A paper describing the results of this effort — a first-of-kind, mobile NRTA apparatus with the ability to detect the elemental composition of specific materials — appears in the May 13 edition of Physical Review Applied.

“Our fundamental goal was to enable on-site technology that could be used to identify any type of nuclear material,” says Ethan A. Klein ’15, a third-year NSE doctoral student, and first author of the paper. “We were able to demonstrate that even without the large, experimental setups of the national labs, our low-cost, portable system could accurately identify a range of materials.”
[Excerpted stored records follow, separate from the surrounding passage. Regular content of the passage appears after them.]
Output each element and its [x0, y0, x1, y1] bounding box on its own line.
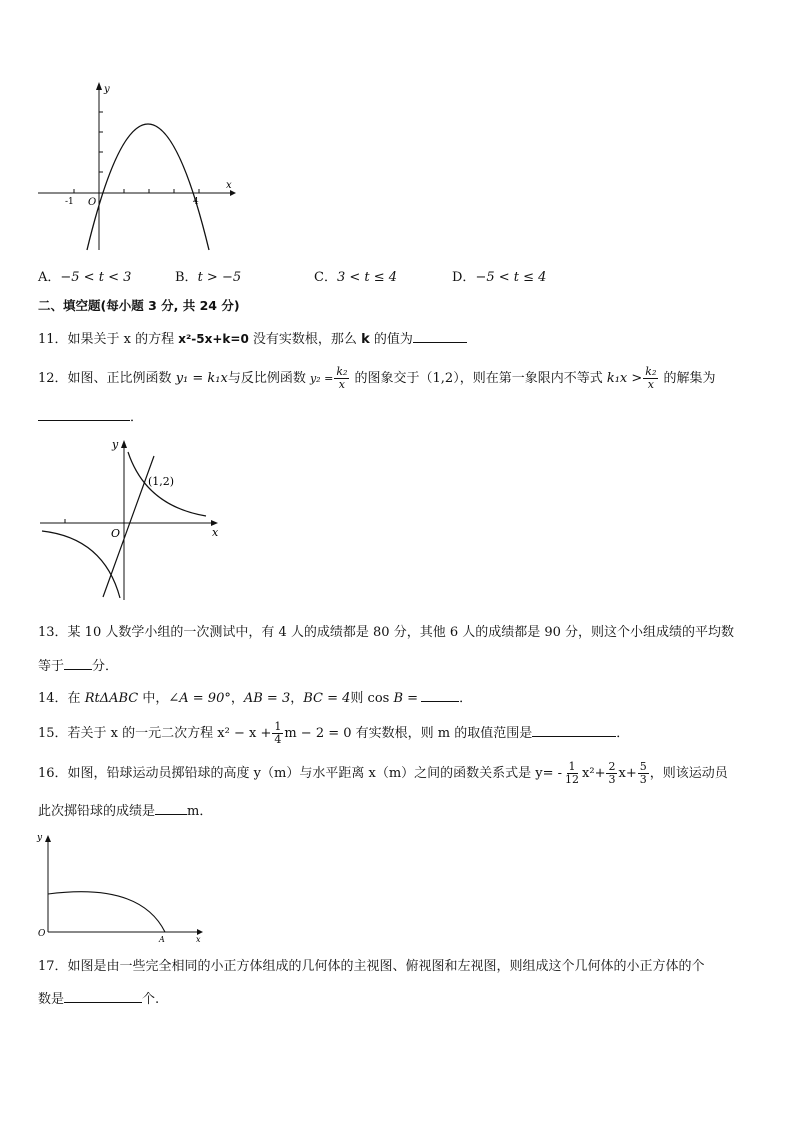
origin-label: O: [88, 197, 97, 208]
q13-line2-a: 等于: [38, 659, 65, 674]
q14-end: ．: [459, 691, 473, 706]
y-axis-label: y: [104, 84, 110, 95]
section-heading: 二、填空题(每小题 3 分, 共 24 分): [38, 298, 240, 313]
q16-f2-num: 2: [608, 760, 616, 773]
option-b-letter: B．: [175, 270, 198, 285]
q16-f3-num: 5: [639, 760, 647, 773]
q14-sep2: ，: [290, 691, 304, 706]
q17-line2-a: 数是: [38, 992, 65, 1007]
q15-fraction: [272, 721, 283, 746]
q12-text-d: 的解集为: [659, 371, 716, 386]
option-a-math: −5 < t < 3: [60, 270, 132, 285]
q15-frac-den: 4: [274, 733, 282, 746]
parabola-curve: [87, 124, 209, 250]
q15-text-a: 若关于 x 的一元二次方程: [67, 726, 218, 741]
q16-term-1: x²+: [582, 766, 606, 781]
q13-line1: 某 10 人数学小组的一次测试中，有 4 人的成绩都是 80 分，其他 6 人的成绩都是 90 分，则这个小组成绩的平均数: [67, 625, 735, 640]
q12-ineq-left: k₁x >: [606, 371, 643, 386]
q12-ineq-den: x: [647, 378, 654, 391]
q14-angle: ∠A = 90°: [168, 691, 231, 706]
q12-y2-den: x: [338, 378, 345, 391]
question-11: [38, 328, 467, 350]
q12-y2-fraction: [334, 366, 349, 391]
question-14: [38, 687, 472, 709]
q12-text-b: 与反比例函数: [227, 371, 310, 386]
y-axis-label: y: [112, 438, 119, 451]
option-c-math: 3 < t ≤ 4: [336, 270, 398, 285]
q16-fraction-1: [563, 761, 581, 786]
point-label: (1,2): [148, 475, 175, 488]
q16-f3-den: 3: [639, 773, 647, 786]
q15-text-b: 有实数根，则 m 的取值范围是: [351, 726, 533, 741]
question-16: [38, 759, 728, 789]
q16-line2-a: 此次掷铅球的成绩是: [38, 804, 156, 819]
option-b[interactable]: [175, 268, 241, 288]
question-13-line2: [38, 655, 118, 677]
x-axis-label: x: [212, 526, 219, 539]
q13-answer-blank[interactable]: [64, 655, 92, 670]
q15-frac-num: 1: [274, 720, 282, 733]
question-15: [38, 719, 629, 749]
q15-number: 15．: [38, 726, 68, 741]
q14-answer-blank[interactable]: [421, 687, 459, 702]
q16-text-a: 如图，铅球运动员掷铅球的高度 y（m）与水平距离 x（m）之间的函数关系式是 y= -: [67, 766, 563, 781]
q13-number: 13．: [38, 625, 68, 640]
q12-ineq-fraction: [643, 366, 658, 391]
y-axis-arrow: [121, 440, 127, 448]
option-a[interactable]: [38, 268, 131, 288]
x-axis-label: x: [196, 935, 201, 944]
q12-number: 12．: [38, 371, 68, 386]
q15-eq-a: x² − x +: [217, 726, 272, 741]
q12-text-a: 如图、正比例函数: [67, 371, 176, 386]
q11-text-a: 如果关于 x 的方程: [67, 332, 179, 347]
x-ticks: [74, 189, 199, 193]
option-a-letter: A．: [38, 270, 61, 285]
q12-y2-num: k₂: [336, 365, 348, 378]
q14-bc: BC = 4: [303, 691, 351, 706]
y-axis-arrow: [45, 835, 51, 842]
x-axis-label: x: [226, 180, 232, 191]
origin-label: O: [111, 527, 121, 540]
origin-label: O: [38, 929, 46, 939]
q12-y1: y₁ = k₁x: [175, 371, 228, 386]
q12-answer-blank[interactable]: [38, 406, 130, 421]
q16-fraction-2: [606, 761, 617, 786]
q16-f1-num: 1: [568, 760, 576, 773]
y-ticks: [99, 112, 103, 172]
tick-label-neg1: -1: [65, 197, 74, 207]
q11-answer-blank[interactable]: [413, 328, 467, 343]
hyperbola-branch-q3: [42, 531, 120, 598]
q14-number: 14．: [38, 691, 68, 706]
q16-line2-b: m．: [187, 804, 213, 819]
q11-text-b: 没有实数根，那么: [248, 332, 362, 347]
q14-ab: AB = 3: [243, 691, 291, 706]
q16-answer-blank[interactable]: [155, 800, 187, 815]
trajectory-curve: [48, 892, 165, 932]
y-axis-label: y: [37, 833, 43, 843]
q17-answer-blank[interactable]: [64, 988, 142, 1003]
q15-end: ．: [616, 726, 630, 741]
q14-eq: =: [403, 691, 419, 706]
q14-triangle: RtΔABC: [84, 691, 139, 706]
option-b-math: t > −5: [197, 270, 242, 285]
q12-function-figure: [36, 432, 236, 602]
q12-end: ．: [130, 410, 144, 425]
q15-answer-blank[interactable]: [532, 722, 616, 737]
q10-parabola-figure: [30, 78, 240, 253]
option-c[interactable]: [314, 268, 397, 288]
option-d-letter: D．: [452, 270, 476, 285]
q16-text-b: ，则该运动员: [649, 766, 728, 781]
option-c-letter: C．: [314, 270, 337, 285]
q14-sep1: ，: [230, 691, 244, 706]
q16-f1-den: 12: [565, 773, 580, 786]
q11-number: 11．: [38, 332, 68, 347]
y-axis-arrow: [96, 82, 102, 90]
question-16-line2: [38, 800, 212, 822]
option-d-math: −5 < t ≤ 4: [475, 270, 547, 285]
question-12: [38, 364, 716, 394]
option-d[interactable]: [452, 268, 546, 288]
q11-equation: x²-5x+k=0: [178, 332, 249, 346]
q14-text-a: 在: [67, 691, 85, 706]
q16-number: 16．: [38, 766, 68, 781]
tick-label-4: 4: [193, 197, 199, 207]
q11-text-c: 的值为: [369, 332, 413, 347]
q14-text-c: 则 cos: [350, 691, 394, 706]
q12-y2-left: y₂ =: [309, 372, 334, 385]
q16-f2-den: 3: [608, 773, 616, 786]
question-17: [38, 957, 705, 977]
q16-term-2: x+: [618, 766, 637, 781]
q15-eq-b: m − 2 = 0: [284, 726, 352, 741]
q14-text-b: 中，: [138, 691, 169, 706]
question-17-line2: [38, 988, 159, 1010]
question-12-answer-line: [38, 406, 143, 428]
q12-text-c: 的图象交于（1,2），则在第一象限内不等式: [350, 371, 607, 386]
q17-line1: 如图是由一些完全相同的小正方体组成的几何体的主视图、俯视图和左视图，则组成这个几何体的小正方体的个: [67, 959, 705, 974]
q13-line2-b: 分．: [92, 659, 119, 674]
q17-line2-b: 个.: [142, 992, 160, 1007]
q12-ineq-num: k₂: [645, 365, 657, 378]
q11-k: k: [361, 332, 370, 347]
a-label: A: [159, 935, 165, 944]
q16-fraction-3: [638, 761, 649, 786]
q17-number: 17．: [38, 959, 68, 974]
question-13: [38, 623, 734, 643]
q16-shotput-figure: [30, 826, 210, 946]
q14-b: B: [393, 691, 404, 706]
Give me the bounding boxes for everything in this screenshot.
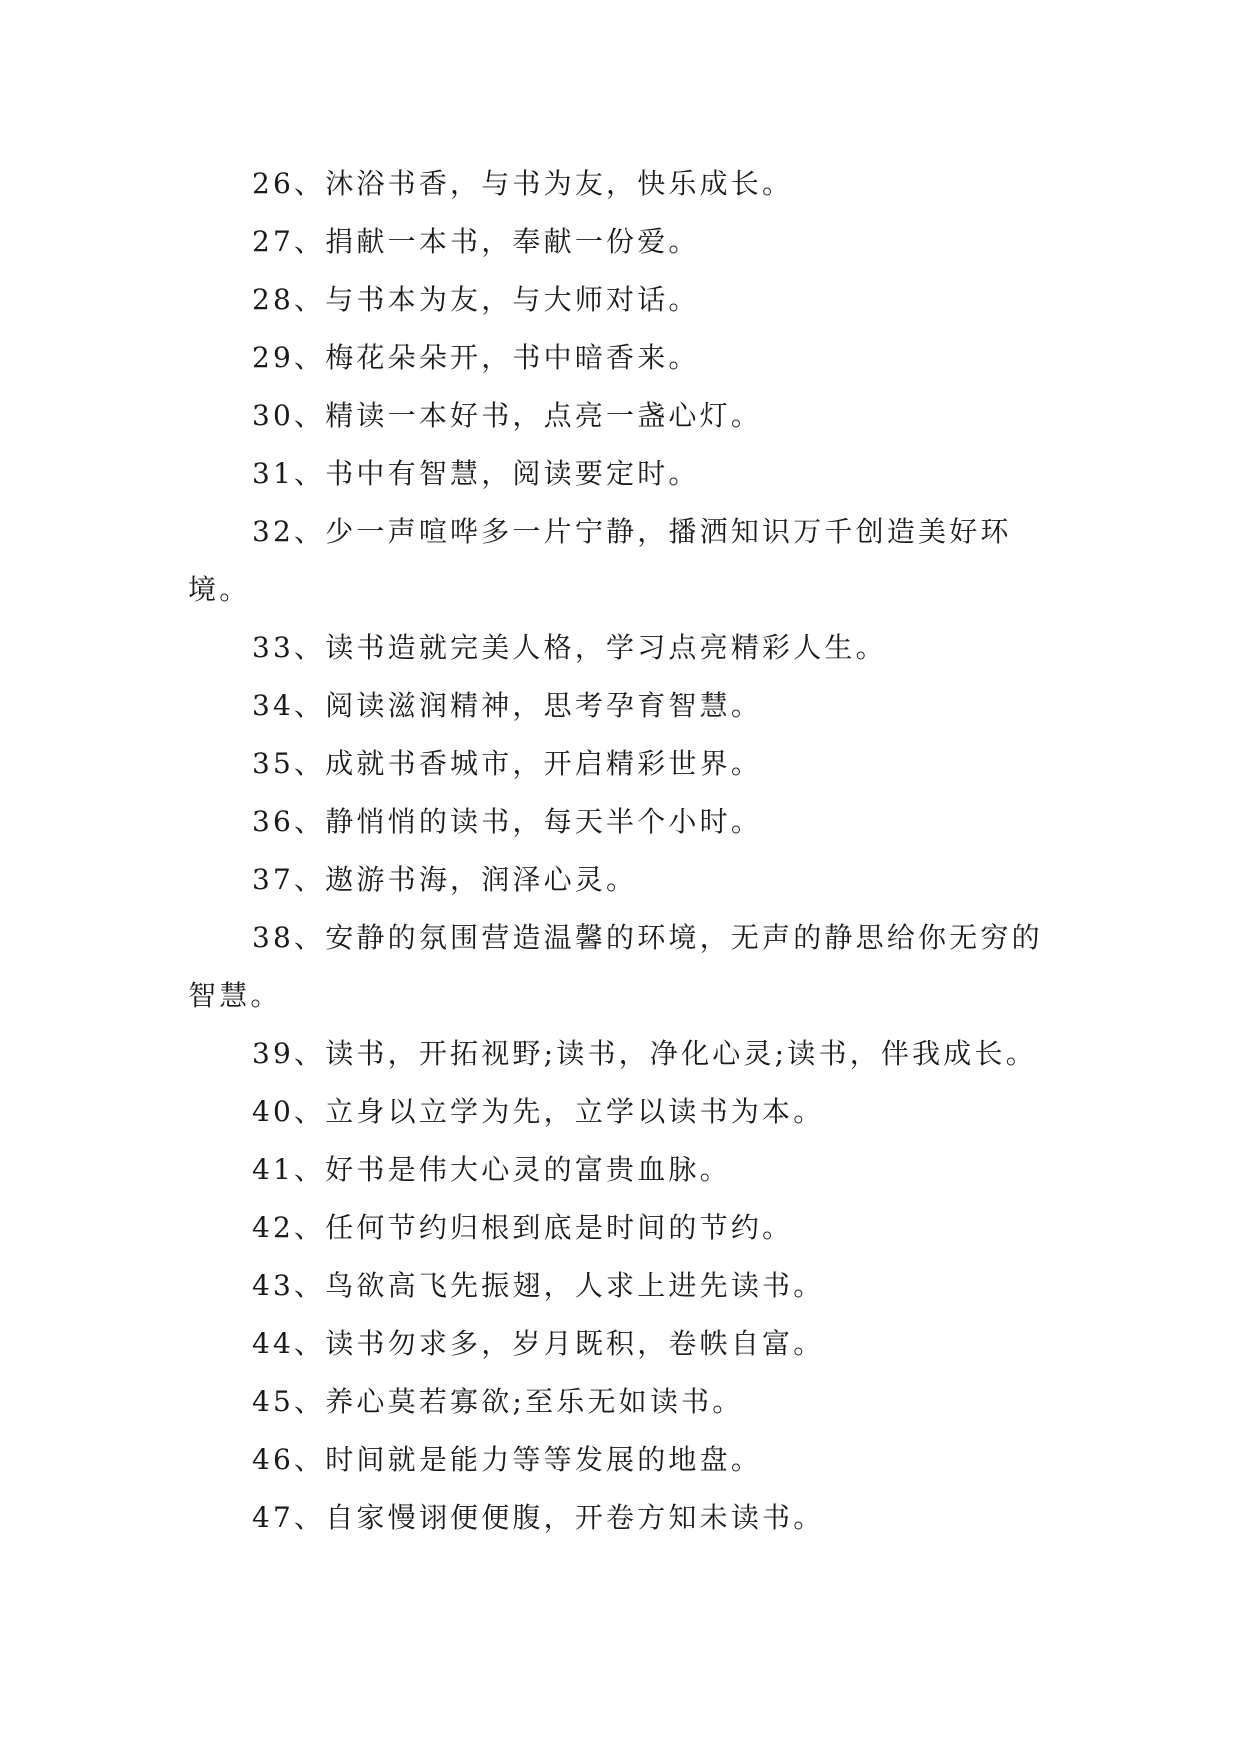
list-item: 36、静悄悄的读书，每天半个小时。	[252, 805, 763, 838]
list-item: 32、少一声喧哗多一片宁静，播洒知识万千创造美好环境。	[188, 515, 1012, 606]
list-item: 35、成就书香城市，开启精彩世界。	[252, 747, 763, 780]
list-item: 44、读书勿求多，岁月既积，卷帙自富。	[252, 1327, 825, 1360]
list-item: 40、立身以立学为先，立学以读书为本。	[252, 1095, 825, 1128]
list-item: 37、遨游书海，润泽心灵。	[252, 863, 638, 896]
list-item: 41、好书是伟大心灵的富贵血脉。	[252, 1153, 731, 1186]
list-item: 29、梅花朵朵开，书中暗香来。	[252, 341, 700, 374]
list-item: 42、任何节约归根到底是时间的节约。	[252, 1211, 794, 1244]
list-item: 46、时间就是能力等等发展的地盘。	[252, 1443, 763, 1476]
list-item: 45、养心莫若寡欲;至乐无如读书。	[252, 1385, 744, 1418]
list-item: 27、捐献一本书，奉献一份爱。	[252, 225, 700, 258]
list-item: 39、读书，开拓视野;读书，净化心灵;读书，伴我成长。	[252, 1037, 1037, 1070]
slogan-list	[188, 155, 1048, 1547]
list-item: 28、与书本为友，与大师对话。	[252, 283, 700, 316]
list-item: 26、沐浴书香，与书为友，快乐成长。	[252, 167, 794, 200]
list-item: 33、读书造就完美人格，学习点亮精彩人生。	[252, 631, 887, 664]
list-item: 43、鸟欲高飞先振翅，人求上进先读书。	[252, 1269, 825, 1302]
list-item: 47、自家慢诩便便腹，开卷方知未读书。	[252, 1501, 825, 1534]
list-item: 38、安静的氛围营造温馨的环境，无声的静思给你无穷的智慧。	[188, 921, 1043, 1012]
list-item: 34、阅读滋润精神，思考孕育智慧。	[252, 689, 763, 722]
list-item: 30、精读一本好书，点亮一盏心灯。	[252, 399, 763, 432]
list-item: 31、书中有智慧，阅读要定时。	[252, 457, 700, 490]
Co-authors of this paper include Danagoulian; Farheen Naqvi, a research scientist at LANPh; Jacob E. Bickus, a military fellow at Lincoln Laboratory; Hin Y. Lee PhD ’20; and Robert J. Goldston, professor of astrophysical sciences at Princeton University and former director of the Princeton Plasma Physics Laboratory. The National Nuclear Security Administration of the U.S. Department of Energy funded their research.